Por Honório de Medeiros

Seu ‘Antônio de Luzia’, oitenta e seis anos, sentado em sua cadeira de balanço, na calçada de sua casa, no Sítio Canto, em Martins, é o próprio símbolo da passagem inalterável das manhãs, tardes, noites, madrugadas. Do ritmo lento dos dias que se sucedem bucólicos, tais e quais as contas debulhadas do rosário de ‘Sinhá’, oitenta e poucos não admitidos, deslizam por entre seus dedos, à hora do ângelus, enquanto seu pensamento vagueia nos limites de sua circunstância, e nada escapa do seu olhar dardejante e de seus ouvidos “de tuberculoso”, como me confidencia ela.

Pergunto a Seu Antônio acerca das coisas que estão mudando mundo afora, em uma rapidez vertiginosa, impossível de serem acompanhadas.

Lembro a ele a chegada do homem na Lua, o computador, o celular… Ele fica calado um bocado de tempo.

Quando penso que esqueceu o assunto, ergue um pouco o braço e aponta com o dedo um passante, quebra o silêncio do final-de-tarde e me diz: “desde que o mundo é mundo, podem as coisas ter mudado, mas o homem, meu filho, é o mesmo de sempre”.

“Quando eu era de menino para rapaz”, continua, “pensava que as pessoas lá fora eram diferentes.
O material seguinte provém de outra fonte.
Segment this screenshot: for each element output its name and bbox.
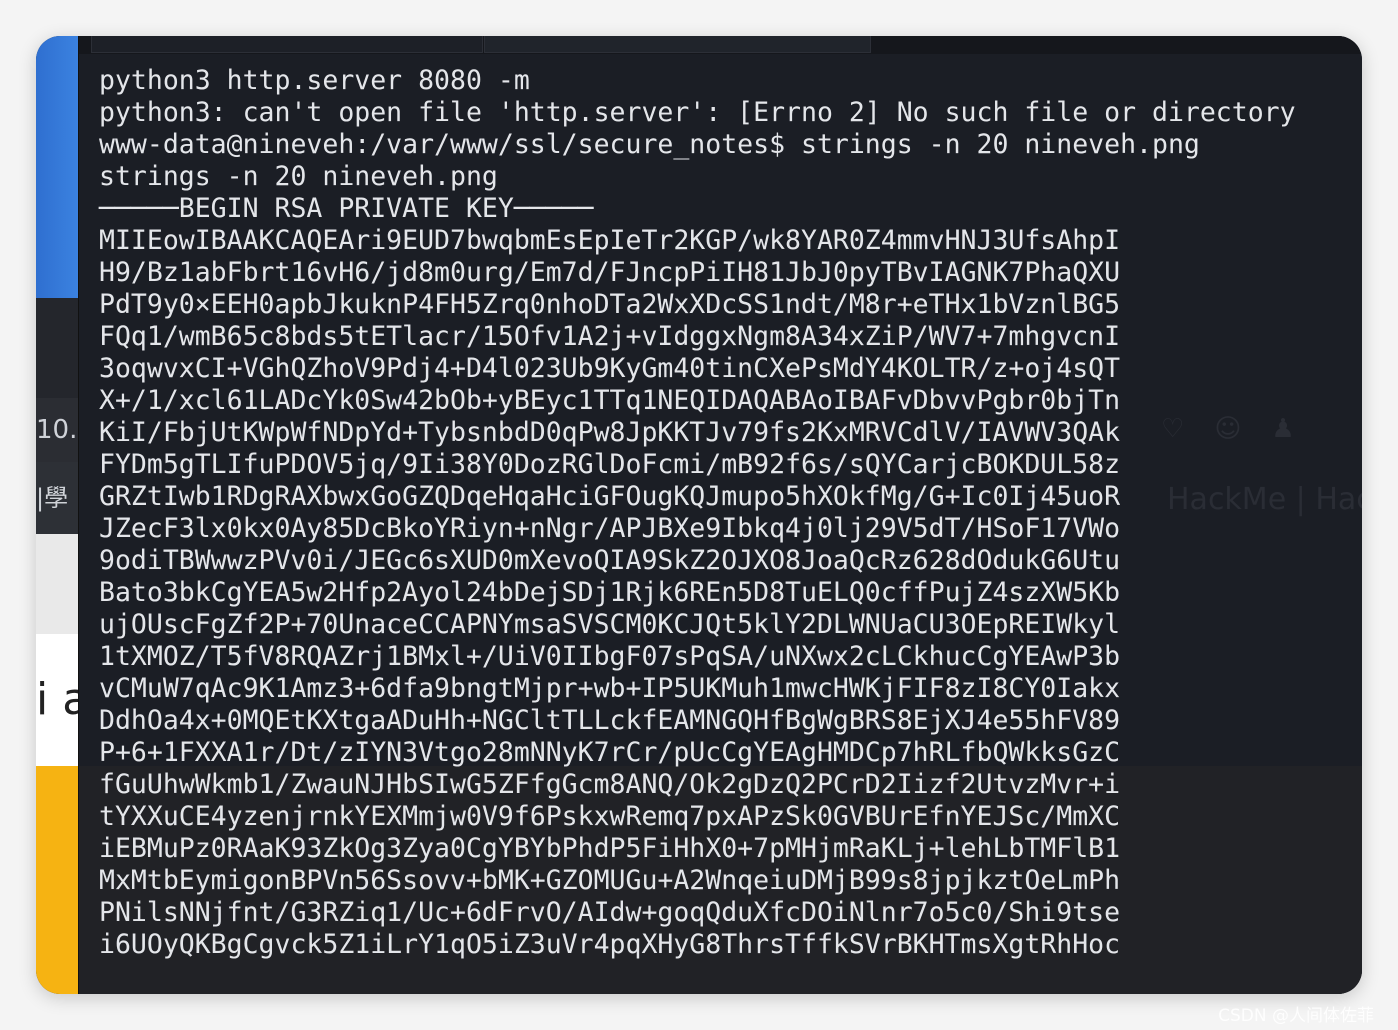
terminal-line: tYXXuCE4yzenjrnkYEXMmjw0V9f6PskxwRemq7px… bbox=[99, 801, 1121, 832]
terminal-line: MIIEowIBAAKCAQEAri9EUD7bwqbmEsEpIeTr2KGP… bbox=[99, 225, 1121, 256]
terminal-line: JZecF3lx0kx0Ay85DcBkoYRiyn+nNgr/APJBXe9I… bbox=[99, 513, 1121, 544]
terminal-line: www-data@nineveh:/var/www/ssl/secure_not… bbox=[99, 129, 1200, 160]
terminal-tab-1[interactable] bbox=[91, 36, 483, 53]
terminal-line: vCMuW7qAc9K1Amz3+6dfa9bngtMjpr+wb+IP5UKM… bbox=[99, 673, 1121, 704]
terminal-line: P+6+1FXXA1r/Dt/zIYN3Vtgo28mNNyK7rCr/pUcC… bbox=[99, 737, 1121, 768]
address-bar-fragment: 10.1 bbox=[36, 398, 78, 462]
terminal-line: ─────BEGIN RSA PRIVATE KEY───── bbox=[99, 193, 594, 224]
watermark: CSDN @人间体佐菲 bbox=[1218, 1006, 1374, 1026]
terminal-line: python3: can't open file 'http.server': … bbox=[99, 97, 1296, 128]
terminal-line: KiI/FbjUtKWpWfNDpYd+TybsnbdD0qPw8JpKKTJv… bbox=[99, 417, 1121, 448]
terminal-line: python3 http.server 8080 -m bbox=[99, 65, 530, 96]
terminal-line: 1tXMOZ/T5fV8RQAZrj1BMxl+/UiV0IIbgF07sPqS… bbox=[99, 641, 1121, 672]
terminal-line: PdT9y0×EEH0apbJkuknP4FH5Zrq0nhoDTa2WxXDc… bbox=[99, 289, 1121, 320]
terminal-line: strings -n 20 nineveh.png bbox=[99, 161, 498, 192]
terminal-line: ujOUscFgZf2P+70UnaceCCAPNYmsaSVSCM0KCJQt… bbox=[99, 609, 1121, 640]
terminal-line: PNilsNNjfnt/G3RZiq1/Uc+6dFrvO/AIdw+goqQd… bbox=[99, 897, 1121, 928]
terminal-line: GRZtIwb1RDgRAXbwxGoGZQDqeHqaHciGFOugKQJm… bbox=[99, 481, 1121, 512]
terminal-line: fGuUhwWkmb1/ZwauNJHbSIwG5ZFfgGcm8ANQ/Ok2… bbox=[99, 769, 1121, 800]
terminal-line: FYDm5gTLIfuPDOV5jq/9Ii38Y0DozRGlDoFcmi/m… bbox=[99, 449, 1121, 480]
terminal-window[interactable]: HackMe | Hacktivit ♡☺♟ python3 http.serv… bbox=[78, 36, 1362, 994]
terminal-tab-2[interactable] bbox=[484, 36, 871, 53]
page-text-fragment: i a bbox=[36, 634, 78, 766]
terminal-line: 3oqwvxCI+VGhQZhoV9Pdj4+D4l023Ub9KyGm40ti… bbox=[99, 353, 1121, 384]
terminal-line: iEBMuPz0RAaK93ZkOg3Zya0CgYBYbPhdP5FiHhX0… bbox=[99, 833, 1121, 864]
terminal-output: python3 http.server 8080 -m python3: can'… bbox=[99, 65, 1296, 961]
browser-toolbar bbox=[36, 298, 78, 398]
screenshot-window: 10.1 |學 i a HackMe | Hacktivit ♡☺♟ pytho… bbox=[36, 36, 1362, 994]
page-header-fragment bbox=[36, 534, 78, 634]
background-browser-strip: 10.1 |學 i a bbox=[36, 36, 78, 994]
terminal-line: 9odiTBWwwzPVv0i/JEGc6sXUD0mXevoQIA9SkZ2O… bbox=[99, 545, 1121, 576]
terminal-line: H9/Bz1abFbrt16vH6/jd8m0urg/Em7d/FJncpPiI… bbox=[99, 257, 1121, 288]
terminal-line: MxMtbEymigonBPVn56Ssovv+bMK+GZOMUGu+A2Wn… bbox=[99, 865, 1121, 896]
browser-tab-strip bbox=[36, 36, 78, 298]
page-banner-fragment bbox=[36, 766, 78, 994]
terminal-line: X+/1/xcl61LADcYk0Sw42bOb+yBEyc1TTq1NEQID… bbox=[99, 385, 1121, 416]
terminal-line: DdhOa4x+0MQEtKXtgaADuHh+NGCltTLLckfEAMNG… bbox=[99, 705, 1121, 736]
terminal-tab-bar bbox=[79, 36, 1362, 54]
terminal-line: Bato3bkCgYEA5w2Hfp2Ayol24bDejSDj1Rjk6REn… bbox=[99, 577, 1121, 608]
terminal-line: i6UOyQKBgCgvck5Z1iLrY1qO5iZ3uVr4pqXHyG8T… bbox=[99, 929, 1121, 960]
bookmark-fragment: |學 bbox=[36, 462, 78, 534]
terminal-line: FQq1/wmB65c8bds5tETlacr/15Ofv1A2j+vIdggx… bbox=[99, 321, 1121, 352]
Viajei, corri légua, vi e ouvi muitas coisas que eu prefiro esquecer, e voltei. Fico comparando o homem que vive lá fora com o homem que vive aqui, e não vejo diferença. Lá se mata, como aqui; lá se bebe, como aqui; lá se trai, como aqui; lá se rouba, como aqui. Tudo que existe lá fora, maior, existe aqui, menor”.

Fez-se silêncio, novamente, durante algum tempo. “Eu às vezes penso” prosseguiu, “que tanto faz como tanto fez, o homem se engana demais com as coisas, é como a roupa que a mulher veste: pode ser de qualquer tipo, mas ela é sempre a mesma”.
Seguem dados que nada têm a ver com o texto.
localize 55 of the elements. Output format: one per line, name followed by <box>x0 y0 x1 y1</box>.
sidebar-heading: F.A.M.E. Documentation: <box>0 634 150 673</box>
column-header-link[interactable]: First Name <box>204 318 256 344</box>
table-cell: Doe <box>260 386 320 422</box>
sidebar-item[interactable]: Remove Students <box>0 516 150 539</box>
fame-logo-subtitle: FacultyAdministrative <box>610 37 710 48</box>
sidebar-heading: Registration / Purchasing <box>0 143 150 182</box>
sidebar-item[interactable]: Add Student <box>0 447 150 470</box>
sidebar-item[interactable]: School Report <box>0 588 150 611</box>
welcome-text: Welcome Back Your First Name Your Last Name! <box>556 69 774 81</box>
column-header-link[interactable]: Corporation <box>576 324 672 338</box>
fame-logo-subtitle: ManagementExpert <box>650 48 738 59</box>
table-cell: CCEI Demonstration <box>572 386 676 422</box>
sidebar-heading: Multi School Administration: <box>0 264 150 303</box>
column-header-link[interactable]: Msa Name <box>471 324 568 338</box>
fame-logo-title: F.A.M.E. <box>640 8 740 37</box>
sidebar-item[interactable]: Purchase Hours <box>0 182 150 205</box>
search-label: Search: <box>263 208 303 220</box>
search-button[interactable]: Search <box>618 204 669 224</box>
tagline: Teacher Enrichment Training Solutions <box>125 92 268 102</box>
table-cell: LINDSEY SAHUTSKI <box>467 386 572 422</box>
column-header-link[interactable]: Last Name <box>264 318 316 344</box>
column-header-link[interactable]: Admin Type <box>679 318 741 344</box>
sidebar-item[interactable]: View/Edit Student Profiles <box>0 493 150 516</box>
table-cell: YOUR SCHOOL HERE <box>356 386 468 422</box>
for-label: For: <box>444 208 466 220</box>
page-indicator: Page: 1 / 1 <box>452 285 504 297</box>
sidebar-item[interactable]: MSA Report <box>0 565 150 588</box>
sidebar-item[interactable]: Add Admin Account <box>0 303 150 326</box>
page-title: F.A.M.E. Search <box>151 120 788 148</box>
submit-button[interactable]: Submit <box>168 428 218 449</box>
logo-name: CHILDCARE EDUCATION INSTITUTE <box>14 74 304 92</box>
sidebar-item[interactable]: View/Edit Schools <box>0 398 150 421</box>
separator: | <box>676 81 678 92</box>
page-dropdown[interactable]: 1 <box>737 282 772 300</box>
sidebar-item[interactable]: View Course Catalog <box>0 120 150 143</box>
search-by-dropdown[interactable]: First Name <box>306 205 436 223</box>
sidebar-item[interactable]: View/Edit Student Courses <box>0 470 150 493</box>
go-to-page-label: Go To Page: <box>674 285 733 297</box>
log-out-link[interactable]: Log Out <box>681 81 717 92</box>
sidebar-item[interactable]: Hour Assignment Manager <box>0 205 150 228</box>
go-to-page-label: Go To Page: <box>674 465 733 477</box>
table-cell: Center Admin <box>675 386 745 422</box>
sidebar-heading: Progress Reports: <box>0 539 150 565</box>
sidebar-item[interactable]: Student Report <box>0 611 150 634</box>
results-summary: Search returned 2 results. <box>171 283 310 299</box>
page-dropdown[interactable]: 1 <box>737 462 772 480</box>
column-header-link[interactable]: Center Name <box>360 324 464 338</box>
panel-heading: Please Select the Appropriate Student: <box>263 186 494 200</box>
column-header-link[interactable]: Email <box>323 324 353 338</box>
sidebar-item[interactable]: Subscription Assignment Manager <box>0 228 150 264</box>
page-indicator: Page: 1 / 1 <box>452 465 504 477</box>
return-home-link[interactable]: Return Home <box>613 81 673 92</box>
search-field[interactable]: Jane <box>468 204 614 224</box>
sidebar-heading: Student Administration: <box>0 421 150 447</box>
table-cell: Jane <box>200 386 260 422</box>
E, depois de beber um gole de café, arrematou: “lá fora o tempo passa e eu não vejo: durmo novo e acordo velho; aqui, eu vejo que o tempo não passa: faz uma eternidade que estou vivo!”.
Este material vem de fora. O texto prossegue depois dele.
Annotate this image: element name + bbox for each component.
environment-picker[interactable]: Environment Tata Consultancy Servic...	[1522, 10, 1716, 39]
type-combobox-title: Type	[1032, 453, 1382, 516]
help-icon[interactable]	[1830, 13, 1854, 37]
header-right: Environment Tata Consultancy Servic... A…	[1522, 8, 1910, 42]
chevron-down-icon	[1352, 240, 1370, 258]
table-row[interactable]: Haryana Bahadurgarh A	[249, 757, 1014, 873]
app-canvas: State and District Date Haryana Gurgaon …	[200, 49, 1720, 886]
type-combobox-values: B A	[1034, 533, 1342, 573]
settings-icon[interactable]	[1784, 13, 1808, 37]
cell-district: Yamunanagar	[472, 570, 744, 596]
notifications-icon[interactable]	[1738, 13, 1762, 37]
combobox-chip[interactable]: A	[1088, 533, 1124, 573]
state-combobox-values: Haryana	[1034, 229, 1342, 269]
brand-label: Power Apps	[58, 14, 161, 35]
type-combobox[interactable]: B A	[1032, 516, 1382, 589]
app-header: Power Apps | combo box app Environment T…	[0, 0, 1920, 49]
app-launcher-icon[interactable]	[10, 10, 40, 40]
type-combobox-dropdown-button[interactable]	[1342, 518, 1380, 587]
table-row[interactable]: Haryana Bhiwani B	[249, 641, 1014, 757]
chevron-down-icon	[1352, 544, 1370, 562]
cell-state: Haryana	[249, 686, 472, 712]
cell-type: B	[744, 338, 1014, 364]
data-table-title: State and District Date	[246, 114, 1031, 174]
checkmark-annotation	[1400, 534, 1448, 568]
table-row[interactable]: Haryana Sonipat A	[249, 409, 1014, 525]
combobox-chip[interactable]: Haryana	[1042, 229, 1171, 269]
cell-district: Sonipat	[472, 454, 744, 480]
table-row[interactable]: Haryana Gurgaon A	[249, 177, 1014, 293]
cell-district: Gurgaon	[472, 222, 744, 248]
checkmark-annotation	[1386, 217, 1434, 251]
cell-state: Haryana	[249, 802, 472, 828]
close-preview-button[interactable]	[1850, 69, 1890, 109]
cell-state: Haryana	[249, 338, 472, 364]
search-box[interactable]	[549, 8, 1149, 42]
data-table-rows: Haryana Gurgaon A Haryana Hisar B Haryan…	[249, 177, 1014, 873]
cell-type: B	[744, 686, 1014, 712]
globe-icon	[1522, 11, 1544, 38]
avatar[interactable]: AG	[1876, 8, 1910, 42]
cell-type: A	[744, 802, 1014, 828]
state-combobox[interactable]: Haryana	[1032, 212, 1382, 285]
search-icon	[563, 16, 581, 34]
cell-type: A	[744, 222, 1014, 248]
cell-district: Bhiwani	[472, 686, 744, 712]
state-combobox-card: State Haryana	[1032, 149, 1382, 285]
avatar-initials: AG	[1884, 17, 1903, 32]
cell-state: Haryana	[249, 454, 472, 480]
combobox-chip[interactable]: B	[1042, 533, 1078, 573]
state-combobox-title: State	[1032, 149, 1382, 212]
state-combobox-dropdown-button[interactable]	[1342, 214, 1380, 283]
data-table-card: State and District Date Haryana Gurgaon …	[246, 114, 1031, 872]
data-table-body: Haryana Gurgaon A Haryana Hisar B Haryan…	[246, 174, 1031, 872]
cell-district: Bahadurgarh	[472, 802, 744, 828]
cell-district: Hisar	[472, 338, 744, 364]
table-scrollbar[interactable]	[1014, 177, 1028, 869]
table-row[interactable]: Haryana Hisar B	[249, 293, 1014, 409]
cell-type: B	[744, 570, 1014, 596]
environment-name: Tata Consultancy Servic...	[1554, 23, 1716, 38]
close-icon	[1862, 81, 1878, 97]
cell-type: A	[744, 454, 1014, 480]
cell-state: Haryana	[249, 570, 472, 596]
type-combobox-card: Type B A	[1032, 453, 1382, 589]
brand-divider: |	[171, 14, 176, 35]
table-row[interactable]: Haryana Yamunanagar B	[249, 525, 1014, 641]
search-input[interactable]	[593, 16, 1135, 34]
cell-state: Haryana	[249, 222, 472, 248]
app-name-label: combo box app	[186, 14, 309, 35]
Honório de Medeiros é professor, escritor e ex-secretário da Prefeitura do Natal e do Estado do RN

Compartilhe:
Categoria(s): Crônica

Comentários

  1. José Lima Dias Júnior diz:

    Prezado Carlos,

    Mais uma vez fico encantado com as crônicas do professor Honório de Medeiros. A forma como escreve é poética. Submete o leitor à ação de encanto, deslumbramento. Assim, percebe-se a boa qualidade do que se vê.

    Prof. Lima Júnior

  2. Marcos Pinto. diz:

    Nas paralelas da vida os horizontes de vida muitas vezes apresentam incríveis similaridades. As contagiantes descrições do Sr. ANTONIO DE LUZIA, da cidade de Martins-RN, fez com a minha retina da saudade emergisse, como numa fita de cinema, imagens e diálogos encetados por outro ANTONIO DE LUZIA – O meu saudoso conterrâneo e parente. Antigo componente da Banda de Música Municipal de minha amada cidade natal Apodi, era, por todo,s admirado e querido. Gozava de largo círculo de amizade e de admirável reputação. Conhecí-o já idoso. Representava uma geografia pictórica para meus olhos de menino sertanejo,tangedor de cabras, comedor de cuscuz cozido à moda antiga, acondicionado em prato de ágata, imprensado em forma arredondada, cujo prato era posto sobre a boca de uma panela de barro em processo de adiantado cozimento do feijão, cujo bafo/vapor quente cozinhava rapidamente o cuscuz, exalando um cheiro apetitoso de milho zarolho. Sêo ANTONIO DE LUZIA DE PURANA era aquele tipo de homem de moral inatacável, se reencontrando todos os dias com a simplicidade dos dias do seu mundo, dias ásperos, sofridos e obscuros, mas vividos com a consciência tranquila, porque não tinha ambições nem inveja da vida de ninguém. Apesar do perene assédio das dificuldades, era um homem animado pelo entusiasmo das iniciativas. Os poucos flocos dos seus cabelos brancos denunciavam a maturidade da semente do viver. Era eu o menino admirador e comensal de suas gostosas cocadas. Presenciei, muitas vezes, coando o café torrado e moído em casa, em uma rústica panelinha de barro. Logo após, acocorava-se junto às trempes para beber o café e afugentar o frio invernal. Protagonizou fatos curiosos, alguns até com colorido anedótico. SAUDADES do meu ANTONIO DE LUZIA ….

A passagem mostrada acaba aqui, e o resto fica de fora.